Die Bank of Japan hat den Leitzins heute Morgen zum Abschluss ihrer Sitzung wie erwartet unverändert bei 0,25% belassen. Angesichts des ungewissen Ausgangs der Parlamentswahlen in Japan und der bevorstehenden US-Wahlen ist dies eine Art Anerkennung der aktuellen politischen Risiken, so Volkmar Baur, Devisenanalyst bei der Commerzbank.

JPY könnte wieder schwächer werden

„Auch die Bank of Japan hat ihre Konjunkturprognosen im Vergleich zu vor drei Monaten kaum verändert. Das Wachstum für das kommende Jahr wurde leicht nach oben revidiert, während die Inflationserwartungen für das kommende Jahr aufgrund niedrigerer Energiepreise leicht nach unten revidiert wurden.

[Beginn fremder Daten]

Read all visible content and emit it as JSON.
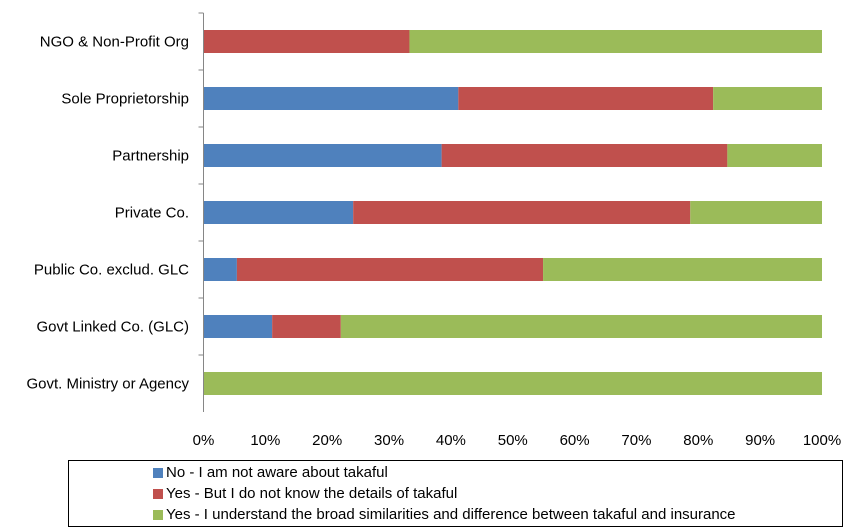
{
  "chart_data": {
    "type": "bar",
    "orientation": "horizontal",
    "stacked": "percent",
    "categories": [
      "NGO & Non-Profit Org",
      "Sole Proprietorship",
      "Partnership",
      "Private Co.",
      "Public Co. exclud. GLC",
      "Govt Linked Co. (GLC)",
      "Govt. Ministry or Agency"
    ],
    "series": [
      {
        "name": "No - I am not aware about takaful",
        "color": "#4f81bd",
        "values": [
          0,
          41.2,
          38.5,
          24.2,
          5.4,
          11.1,
          0
        ]
      },
      {
        "name": "Yes - But I do not know the details of takaful",
        "color": "#c0504d",
        "values": [
          33.3,
          41.2,
          46.2,
          54.5,
          49.5,
          11.1,
          0
        ]
      },
      {
        "name": "Yes - I understand the broad similarities and difference between takaful and insurance",
        "color": "#9bbb59",
        "values": [
          66.7,
          17.6,
          15.3,
          21.3,
          45.1,
          77.8,
          100
        ]
      }
    ],
    "xticks": [
      "0%",
      "10%",
      "20%",
      "30%",
      "40%",
      "50%",
      "60%",
      "70%",
      "80%",
      "90%",
      "100%"
    ],
    "xlim": [
      0,
      100
    ],
    "grid": false,
    "legend_position": "bottom"
  }
}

Die Bank of Japan ist nach wie vor der Meinung, dass die Zinsen steigen sollten, wenn die Wirtschaft wie erwartet weiter wächst“.

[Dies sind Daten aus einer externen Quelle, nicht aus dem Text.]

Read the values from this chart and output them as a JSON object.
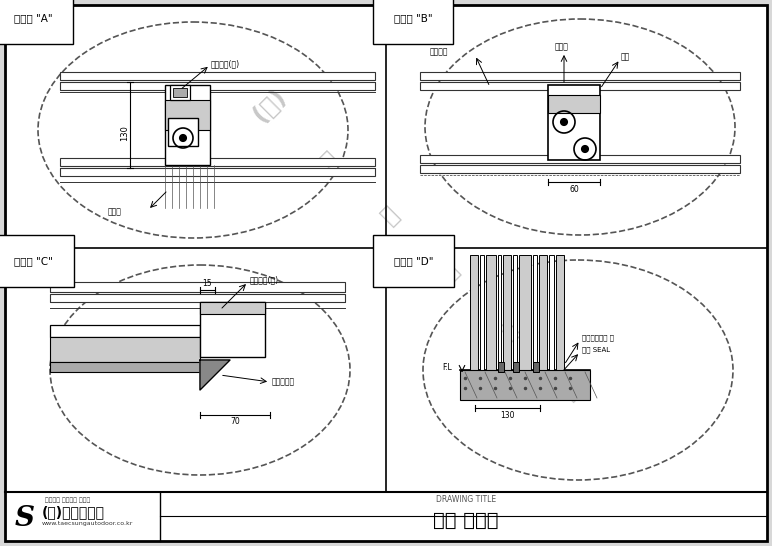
{
  "title": "패닉 자동문",
  "drawing_title_label": "DRAWING TITLE",
  "company_name": "(주)태성자동문",
  "company_sub": "대한민국 자동문의 자존심",
  "company_url": "www.taecsungautodoor.co.kr",
  "panel_A": "상세도 \"A\"",
  "panel_B": "상세도 \"B\"",
  "panel_C": "상세도 \"C\"",
  "panel_D": "상세도 \"D\"",
  "watermark": [
    [
      570,
      390,
      "자",
      45
    ],
    [
      510,
      330,
      "동",
      45
    ],
    [
      450,
      270,
      "문",
      45
    ],
    [
      390,
      215,
      "성",
      45
    ],
    [
      330,
      160,
      "태",
      45
    ],
    [
      270,
      105,
      "(주)",
      45
    ]
  ],
  "bg": "#d8d8d8",
  "white": "#ffffff",
  "black": "#111111",
  "gray1": "#cccccc",
  "gray2": "#aaaaaa",
  "gray3": "#888888",
  "gray4": "#666666",
  "gray5": "#eeeeee"
}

„Wir warten immer noch auf eine Begründung. Sie erwarten ein Wachstum von etwa 1% und eine Inflation von 1,9%. Andere Zentralbanken wären wahrscheinlich zufrieden - Mission erfüllt - und würden einfach abwarten, wie sich die Wirtschaft entwickelt, um auf unvorhergesehene Ereignisse mit einer Straffung oder Lockerung zu reagieren. Es ist nicht klar, warum sie auf Zinserhöhungen drängen, wenn die Prognosen darauf hindeuten, dass Preisstabilität erreicht wird“.

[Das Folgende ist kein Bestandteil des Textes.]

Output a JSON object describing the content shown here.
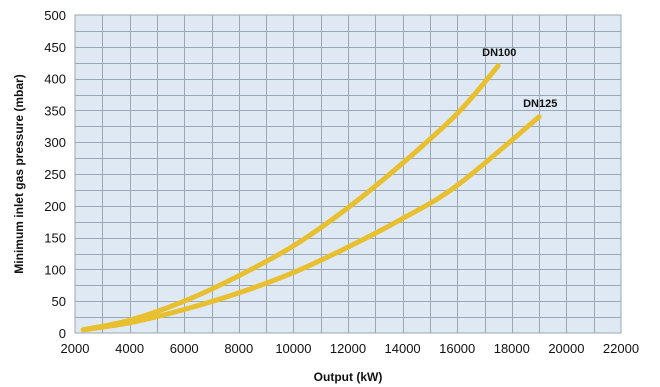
{
  "chart_data": {
    "type": "line",
    "title": "",
    "xlabel": "Output (kW)",
    "ylabel": "Minimum inlet gas pressure (mbar)",
    "xlim": [
      2000,
      22000
    ],
    "ylim": [
      0,
      500
    ],
    "x_ticks": [
      "2000",
      "4000",
      "6000",
      "8000",
      "10000",
      "12000",
      "14000",
      "16000",
      "18000",
      "20000",
      "22000"
    ],
    "y_ticks": [
      "0",
      "50",
      "100",
      "150",
      "200",
      "250",
      "300",
      "350",
      "400",
      "450",
      "500"
    ],
    "x_minor_step": 1000,
    "y_minor_step": 25,
    "grid": true,
    "background_color": "#dfe9f3",
    "grid_color": "#9aa7b5",
    "line_color": "#e8bf2e",
    "series": [
      {
        "name": "DN100",
        "x": [
          2300,
          4000,
          6000,
          8000,
          10000,
          12000,
          14000,
          16000,
          17500
        ],
        "y": [
          5,
          20,
          50,
          90,
          137,
          197,
          267,
          345,
          420
        ]
      },
      {
        "name": "DN125",
        "x": [
          2300,
          4000,
          6000,
          8000,
          10000,
          12000,
          14000,
          16000,
          19000
        ],
        "y": [
          5,
          16,
          37,
          63,
          95,
          135,
          180,
          232,
          340
        ]
      }
    ]
  }
}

„Ich kann mir vorstellen, dass dieser Wunsch nach einer weiteren Zinserhöhung zu einem weiteren Zinsschritt im Dezember führen wird. Das würde auch den Yen in der Zwischenzeit stärker machen. Ich glaube aber nicht, dass es im nächsten Jahr weitere Zinserhöhungen geben wird, was bedeuten sollte, dass der Yen wieder schwächer wird.